Directive Principles of State Policy (DPSP) is enshrined in Part-IV (Article 36 to 51) of the constitution. It guarantees social and economic democracy and tries to establish a welfare state. These are the ideals that the State should keep in mind while formulating policies and enacting laws.
Importance of DPSP:
- Socio-economic rights: Fundamental rights provide for political rights. DPSP supplement them by providing for social and economic rights.
- Sustainable development: DPSP are the principles of a welfare state in India. DPSP are important as it seeks to create a balance between economic progress and competition on one hand and environmental sustainability and social and economic equity on the other.
- Inequalities:With liberalisation and globalisation inequalities have increased as reflected in the Oxfam report, which says that India’s richest 1% holds over 40% of national wealth. Transition from socialist pattern of society to liberalization and market economy where inequalities were bound to come, it is the duty of the state to reduce these inequalities through tax structure, subsidies, various welfare schemes etc.
- Accountability: DPSPs are important as it allows the citizens to hold the government accountable in their policy formulations and implementation e.g. equality at work, minimum wages etc.
- Fair market: Globalization is based upon competition and monopolistic tendencies in the market.

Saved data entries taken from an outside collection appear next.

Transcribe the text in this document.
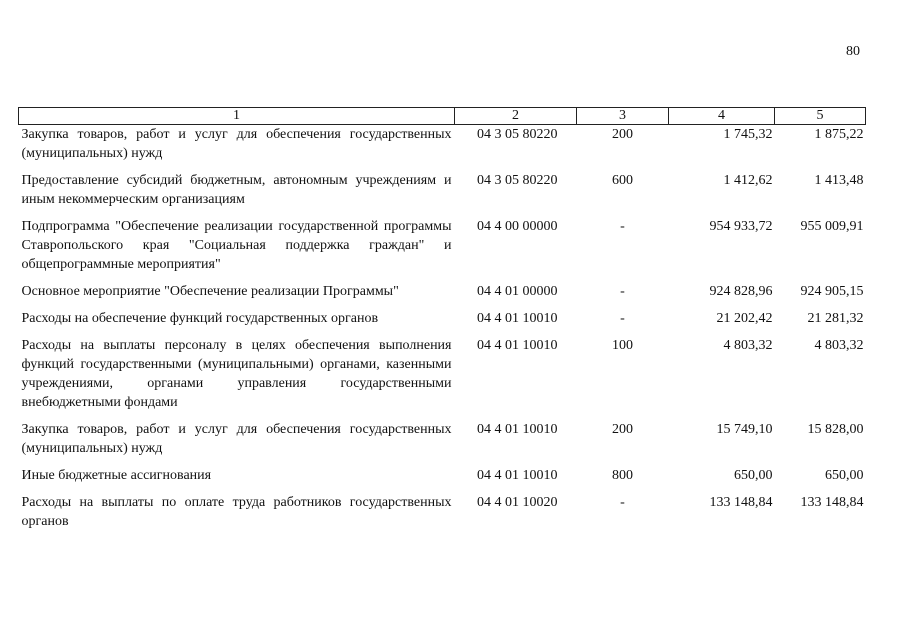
80
1	2	3	4	5
Закупка товаров, работ и услуг для обеспечения государственных (муниципальных) нужд	04 3 05 80220	200	1 745,32	1 875,22
Предоставление субсидий бюджетным, автономным учреждениям и иным некоммерческим организациям	04 3 05 80220	600	1 412,62	1 413,48
Подпрограмма "Обеспечение реализации государственной программы Ставропольского края "Социальная поддержка граждан" и общепрограммные мероприятия"	04 4 00 00000	-	954 933,72	955 009,91
Основное мероприятие "Обеспечение реализации Программы"	04 4 01 00000	-	924 828,96	924 905,15
Расходы на обеспечение функций государственных органов	04 4 01 10010	-	21 202,42	21 281,32
Расходы на выплаты персоналу в целях обеспечения выполнения функций государственными (муниципальными) органами, казенными учреждениями, органами управления государственными внебюджетными фондами	04 4 01 10010	100	4 803,32	4 803,32
Закупка товаров, работ и услуг для обеспечения государственных (муниципальных) нужд	04 4 01 10010	200	15 749,10	15 828,00
Иные бюджетные ассигнования	04 4 01 10010	800	650,00	650,00
Расходы на выплаты по оплате труда работников государственных органов	04 4 01 10020	-	133 148,84	133 148,84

DPSP is important to provide a laissez faire business environment to industries.
- Human rights: Liberalisation and capitalism has scant regards to the human work environment, wages, gender sensitivity and labour concerns. DPSP are relevant to provide a humane work milieu, equal wages for equal work and increase quality of standard of living of workers. It also provides for participation of workers in management of industries for better harmonisation between workers interest and industrial interest.
- Human capital: Modern industries seek the best talent and most productive labour from the market having required skills and education. DPSP puts an obligation on the part of the government to provide free, compulsory and quality education up to primary level and improve public health.
- Environment: Further it obliges the government to protect and improve the environment and safeguard forest and wildlife in the era of indiscriminate exploitation and deforestation based globalization.
- Women rights: Liberalisation and globalisation has led to women empowerment. DPSP put an onus on the state to work towards women education, equal opportunity, equal wages, uniform civil code etc. that would further enhance women rights. Recent triple talaq act was in this direction.
Limitations of Part IV of the Indian Constitution:
- No Legal Force: The DPSP are non-justiciable in nature i.e. they are not legally enforceable by the courts for their violation.
- Constitutional Conflict: DPSP leads to constitutional conflict between Centre and states, Centre and President, Chief Minister and governor.
- Conflict with Fundamental rights: They can be amended to implement the fundamental rights.
- Constitutional validity: A law cannot be struck down by courts for violating DPSP.
In spite of above limitations, DPSP are fundamental to the governance of the country. DPSP still holds relevance in this globalised world for a better informed, productive, equity based and sustainable developmental model. There is an increasing realisation that these directives act as bedrocks for good governance and socio-economic justice in the society.